In this pilot study, we tested the ability of MDS to elicit patients’ preferences for attributes relevant to CRC screening tests. This tool may be useful for improving shared decision making because it is relatively quick and fairly easy for patients to use, incorporates both patient education and patient preferences, and provides a framework for patients to discuss and choose a test with their physician. A graph like Figure generated from the MDS survey could be used to stimulate discussion between a primary care physician and a patient about which test would be best for them.
As expected, patients varied in how they prioritized CRC screening test characteristics. In particular, concern for invasiveness of the test and willingness to trade-off sensitivity were associated with age and health status. Overall, however, subjects rated sensitivity of the CRC screening test as the most important attribute. Sensitivity was also found to be important to patients in other studies
17,25,26 and correlated with preferring colonoscopy as it did in ours
17,25. However, a rating-scale-based conjoint analysis in a racially diverse population found that patients were more concerned with test process then accuracy
25. This latter difference may have related to population differences as the patients in the rating-scale analysis were more racially diverse, had a higher percentage of women and less education. However, rating scale versus choice-based task differences may have contributed. We were surprised that “prep” was not important to most subjects, as in clinical practice many patients complain about this. Possibly, this attribute was not ranked high because it is required for all CRC screening tests except FOBT, which was not a preferred test in this population. A second unexpected finding was the population did not rank the risk of pain as important. This may be because most subjects had prior screening by colonoscopy (75%) and reported a positive or neutral experience with the test (91%). Two prior conjoint analysis studies also found that pain was considered less important than test accuracy and process
25,26. However another study found that pain was important, particularly to screening naïve patients, although less important than effectiveness and preparation
24.
Consistent with a large amount of literature describing patient preferences for different health care decisions, we found that subjects varied in their preferences for CRC screening tests
33–36. What is surprising and interesting in our population is that despite high levels of satisfaction with prior colonoscopy, a significant proportion of patients would choose colon capsule or CT colonography over colonoscopy. Most other groups have found that colonoscopy is not the most preferred study
37–41, although a survey study in a veteran population similarly found that colonoscopy was the preferred test
42. In the conjoint analysis survey by Marshall et al. in which screening rates were lower, 30% of patients preferred no screening; the preferred test for patients desiring screening was CT colonography
26. Hawley et al. did not find an association between prior screening with endoscopy and choice of screening test, and the preferred tests in their study were fecal immuonochemical testing and CT colonography. They did not find an association with gender
25. However, female gender has in the past been associated with lower screening rates by colonoscopy, so the preferred test in our study may not have been colonoscopy if our population included more females
43,44.
Some of the attributes in our study may have had complex relationships, i.e., the risk of pain and the need for sedation. Depending on perceived relationships, this may have impacted individual results. Additionally, our tool was not designed to address directionality or levels of attributes as has been done with conjoint analysis
24–26. This may have affected our results as ambiguity in the meaning of the attribute may affect selection of the attribute. However, inclusion of directionality for all test characteristics would have made the survey much more complex. Moreover, in contrast to conjoint analysis surveys, which require directionality to predict preference for specific options, our intention was to enable patients to prioritize characteristics (regardless of direction) in order to then be able to discuss their preferences with their physician.
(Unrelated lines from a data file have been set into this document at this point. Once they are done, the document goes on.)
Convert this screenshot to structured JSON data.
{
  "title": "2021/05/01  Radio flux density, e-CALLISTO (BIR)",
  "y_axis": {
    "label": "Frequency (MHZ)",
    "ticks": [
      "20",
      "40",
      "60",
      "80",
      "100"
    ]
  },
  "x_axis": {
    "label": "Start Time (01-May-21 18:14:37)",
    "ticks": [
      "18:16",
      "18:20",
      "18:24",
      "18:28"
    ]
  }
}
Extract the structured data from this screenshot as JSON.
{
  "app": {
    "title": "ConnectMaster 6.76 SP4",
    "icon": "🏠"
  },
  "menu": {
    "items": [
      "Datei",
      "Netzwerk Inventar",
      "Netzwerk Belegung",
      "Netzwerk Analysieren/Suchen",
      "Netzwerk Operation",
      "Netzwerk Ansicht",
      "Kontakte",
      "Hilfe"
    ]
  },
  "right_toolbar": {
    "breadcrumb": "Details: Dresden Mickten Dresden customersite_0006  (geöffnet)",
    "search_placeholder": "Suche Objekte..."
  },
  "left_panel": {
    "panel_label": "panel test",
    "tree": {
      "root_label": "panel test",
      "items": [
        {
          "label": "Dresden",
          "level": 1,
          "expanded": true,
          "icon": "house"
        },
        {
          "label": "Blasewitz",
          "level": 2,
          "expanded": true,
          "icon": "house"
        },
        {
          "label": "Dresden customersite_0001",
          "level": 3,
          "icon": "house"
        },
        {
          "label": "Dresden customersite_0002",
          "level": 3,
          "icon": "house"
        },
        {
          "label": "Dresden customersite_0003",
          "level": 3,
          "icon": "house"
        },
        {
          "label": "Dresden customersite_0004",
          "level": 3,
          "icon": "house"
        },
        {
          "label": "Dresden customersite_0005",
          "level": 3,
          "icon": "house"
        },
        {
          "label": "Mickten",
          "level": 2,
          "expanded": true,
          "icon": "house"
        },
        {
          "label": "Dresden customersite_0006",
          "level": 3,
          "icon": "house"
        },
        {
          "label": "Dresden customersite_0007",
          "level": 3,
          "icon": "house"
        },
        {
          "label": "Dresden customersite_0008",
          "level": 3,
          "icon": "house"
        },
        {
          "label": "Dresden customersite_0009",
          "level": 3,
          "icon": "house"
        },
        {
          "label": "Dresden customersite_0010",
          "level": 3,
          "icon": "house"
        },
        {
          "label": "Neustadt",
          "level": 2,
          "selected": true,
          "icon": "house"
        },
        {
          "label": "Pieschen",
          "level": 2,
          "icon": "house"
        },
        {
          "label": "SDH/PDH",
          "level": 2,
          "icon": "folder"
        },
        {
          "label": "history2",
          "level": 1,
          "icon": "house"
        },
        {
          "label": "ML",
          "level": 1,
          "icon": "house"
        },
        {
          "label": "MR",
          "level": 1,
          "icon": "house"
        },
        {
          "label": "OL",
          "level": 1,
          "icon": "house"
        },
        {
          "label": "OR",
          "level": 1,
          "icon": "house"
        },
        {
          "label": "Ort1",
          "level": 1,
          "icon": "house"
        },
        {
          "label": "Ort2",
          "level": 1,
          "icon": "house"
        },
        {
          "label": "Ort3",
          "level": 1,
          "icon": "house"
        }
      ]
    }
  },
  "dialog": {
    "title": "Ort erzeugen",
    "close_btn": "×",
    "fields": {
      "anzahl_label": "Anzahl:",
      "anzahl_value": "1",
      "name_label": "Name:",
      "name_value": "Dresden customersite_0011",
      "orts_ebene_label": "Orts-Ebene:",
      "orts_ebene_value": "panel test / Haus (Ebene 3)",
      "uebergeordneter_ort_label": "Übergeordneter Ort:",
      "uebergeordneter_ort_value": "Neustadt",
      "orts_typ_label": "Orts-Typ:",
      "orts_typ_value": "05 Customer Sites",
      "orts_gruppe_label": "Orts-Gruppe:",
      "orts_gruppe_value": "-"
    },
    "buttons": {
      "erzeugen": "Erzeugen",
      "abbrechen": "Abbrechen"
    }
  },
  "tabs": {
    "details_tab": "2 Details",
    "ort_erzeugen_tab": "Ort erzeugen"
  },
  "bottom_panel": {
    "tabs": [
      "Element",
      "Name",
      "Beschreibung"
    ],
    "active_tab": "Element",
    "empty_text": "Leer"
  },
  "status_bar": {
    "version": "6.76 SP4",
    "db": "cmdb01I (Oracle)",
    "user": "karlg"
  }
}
Because the majority of patients had prior CRC screening by colonoscopy (75%), the reported preferences in our population may not be broadly applicable to populations with low screening rates or less exposure to colonoscopy. This is a significant limitation, as is the relative homogeneity of our population including mostly white, male patients. We did not consider cost in our study. This affects comparison of our results with other preference studies as this attribute is known to be important to patients
15,16. We chose not to address cost as the actual costs to individuals would have varied widely among non-veterans. In reality, cost and insurance coverage would limit the number of possible options available to patients, inflating the importance assigned to this attribute and limiting evaluation of other attributes. Additionally, we did not include frequency of screening as an attribute. Although frequency is important to patients, the interval for a given patient is difficult to predict as the results of the test impact the recommended screening interval.
In addition to “test sensitivity,” we have specifically evaluated patient’s value of attributes related to mode of the individual tests as has been done in recent conjoint analysis studies. We have additionally evaluated patient’s values for specific complications; these have not been included in most other decisional tools other than one study that evaluated risk of complications, but not specific complications
24. The latter appears to be important as older patients in our study were concerned about the need for sedation and the risk of a capsule getting stuck.
Our results add to literature underscoring the need to incorporate patient preferences into a shared decision-making process. This pilot study suggests that patients vary in how they prioritize colorectal cancer screening test attributes, this variation is associated with test preferences, and a MDS tool may help patients construct their preferences.